Yukarıda indik hepimiz biraz ısındık. Yine hep birlikte fotoğraf çekindik .
Annem inmek için aşağıya kendi geçti teleferiğe, amcanın birine tatlı tatlı ' sizinle inebilir miyim dedi ?' O halinden memnun tatlı gülüş bizi de mutlu ediyor neticede kendisi pek sevmiyor ya , mutlu olunca hoşumuza gitti Kardelen'le .
Teleferiği sevdi bir daha binsin dedik. Kardo bindirdi, inerken de kendi yalnız inecek. Hatta binerken ben çektim yine onları ve haberleri yoktu ben fotoğraf çekerken. tabii ne bilelim annemin başına gelecekleri :)
Ben aşağıda annemi almayı beklerken, sigortasında bir problem olmuş teleferiğin , sürekli bir duruyor bir hareket ediyor annemi görüyorum ben aşağıdan ama korkmuş kendisi. E bi de yalnız. Aradım telefonunu, ses titriyor ve ağlamaklı. 'Düşecek , ters dönecek şimdi bu ' diye de kendini daha güzel korkutuyor. :) Sonunda indi ama korkudan titriyor tatlu tontik :) birlikte binelim dedim ama. ' yooooğğk artik binmem ' dedi .
Annemi gönderdik artık ; sıcak mekana , çayını kahvesini içsin diye :)
Tabi bu bekleme süresi hiç iyi olmadı. Zirveden inen sıraya geçiyor ve haliyle sıra birikti. Sabırla bekledik sırayı Kardelen'le ve bindiğimizde kararımız pist değiştirmek olmuştu. çünkü yine aşağı da biriken sırada beklemek istemedik. İnsanı totosundan tutan ve yukarı çıkaran alete binelim dedik. :) o da ayrı bela oldu. Kardoyla bindik gidiyoruz, telefonumu çıkarayım derken biniş kartımı düşürdüm. Malesef Kardelen'i bırakıp inmek zorunda kaldım. O kartı almalıydım çünkü. Mecbur geri döndüm , yeniden bindim, bir küçük boyu benden uzunca bir çocukla çıkarken Kardelen'i gördük. Takla atmış yavru " abllllaaa iyi kii inmişsinn ben düştüüm iyiyim sakın şu yamaçtan gelllmeee çook dik " diye bağırdı . Bir şekilde bende çıktım ve babamla karşılaştım. bu kadar yazdım bu baba nerde diye düşündünüz mü bilmem :) kendisi Kırkağaç'tan tanıdığı bir arkadaşına rastladı. annemle biz telesiyejle uğraşırken o da o arkadaşına kayak öğretmekle meşguldü. Bir kaç gündür ordalarmış ve öğrenememişler. Babam da kayağı 5 dakikada öğretmeye özen gösterir. Onun da taktiği bu. Öğretir de.

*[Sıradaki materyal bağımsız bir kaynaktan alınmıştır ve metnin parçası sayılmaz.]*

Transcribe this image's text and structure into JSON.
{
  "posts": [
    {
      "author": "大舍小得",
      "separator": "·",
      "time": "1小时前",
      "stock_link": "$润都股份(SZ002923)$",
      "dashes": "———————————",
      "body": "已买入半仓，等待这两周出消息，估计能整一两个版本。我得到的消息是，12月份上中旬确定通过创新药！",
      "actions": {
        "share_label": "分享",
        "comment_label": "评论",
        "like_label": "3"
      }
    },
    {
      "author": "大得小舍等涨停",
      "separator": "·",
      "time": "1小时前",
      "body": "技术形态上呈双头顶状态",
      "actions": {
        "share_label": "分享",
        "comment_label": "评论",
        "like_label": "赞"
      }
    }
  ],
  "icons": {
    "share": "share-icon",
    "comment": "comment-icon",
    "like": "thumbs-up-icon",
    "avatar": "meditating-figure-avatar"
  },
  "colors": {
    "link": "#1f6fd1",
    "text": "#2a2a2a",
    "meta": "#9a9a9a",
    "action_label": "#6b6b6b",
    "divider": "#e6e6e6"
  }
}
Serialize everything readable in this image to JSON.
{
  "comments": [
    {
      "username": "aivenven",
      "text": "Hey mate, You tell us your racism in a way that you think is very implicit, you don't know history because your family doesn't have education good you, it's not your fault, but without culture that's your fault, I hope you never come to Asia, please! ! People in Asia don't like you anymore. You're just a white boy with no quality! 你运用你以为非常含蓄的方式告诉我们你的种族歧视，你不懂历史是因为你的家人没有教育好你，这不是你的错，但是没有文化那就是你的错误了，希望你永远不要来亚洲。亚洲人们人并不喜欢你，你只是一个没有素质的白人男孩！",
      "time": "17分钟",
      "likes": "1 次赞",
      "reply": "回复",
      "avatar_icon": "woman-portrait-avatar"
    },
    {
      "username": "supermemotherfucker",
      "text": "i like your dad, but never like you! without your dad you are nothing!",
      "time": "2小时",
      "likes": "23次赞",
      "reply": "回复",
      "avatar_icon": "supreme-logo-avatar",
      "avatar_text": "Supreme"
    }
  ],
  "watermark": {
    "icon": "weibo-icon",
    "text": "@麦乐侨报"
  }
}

Artık sona doğru geliyoruz. Günü birlik ve 420 km lik bir maceraydı bizim için. . Bazı şeyleri sıkılmadan tadında bırakmak gerek. Hava çok soğumamalıydı ve biz yola çıkmalıydık. Daha manzara izlenecek, karın ve buzun bittiği yerde zincirleri çıkarıp yolumuza devam edecektik , nitekim de öyle oldu. Bu sefer dönüş noktamız Çorum değil Oğuzlar' dı. Dedemizi annanemizi ziyaret edip soba başında ısınacağız daha .. .
Birde bizim aileye delisiniz diyecekler , (bende akıl hanginize yarıyor diyeceğim içimden : )
O yüzden içimizden geldiği gibi yaşıyoruz ve yaşamaya devam edeceğiz.
En büyük teşekkür babama ve sonra anneme onlar iyi ki varlar ve iyi ki bize bu yaşamı ve düşünceleri sunuyorlar.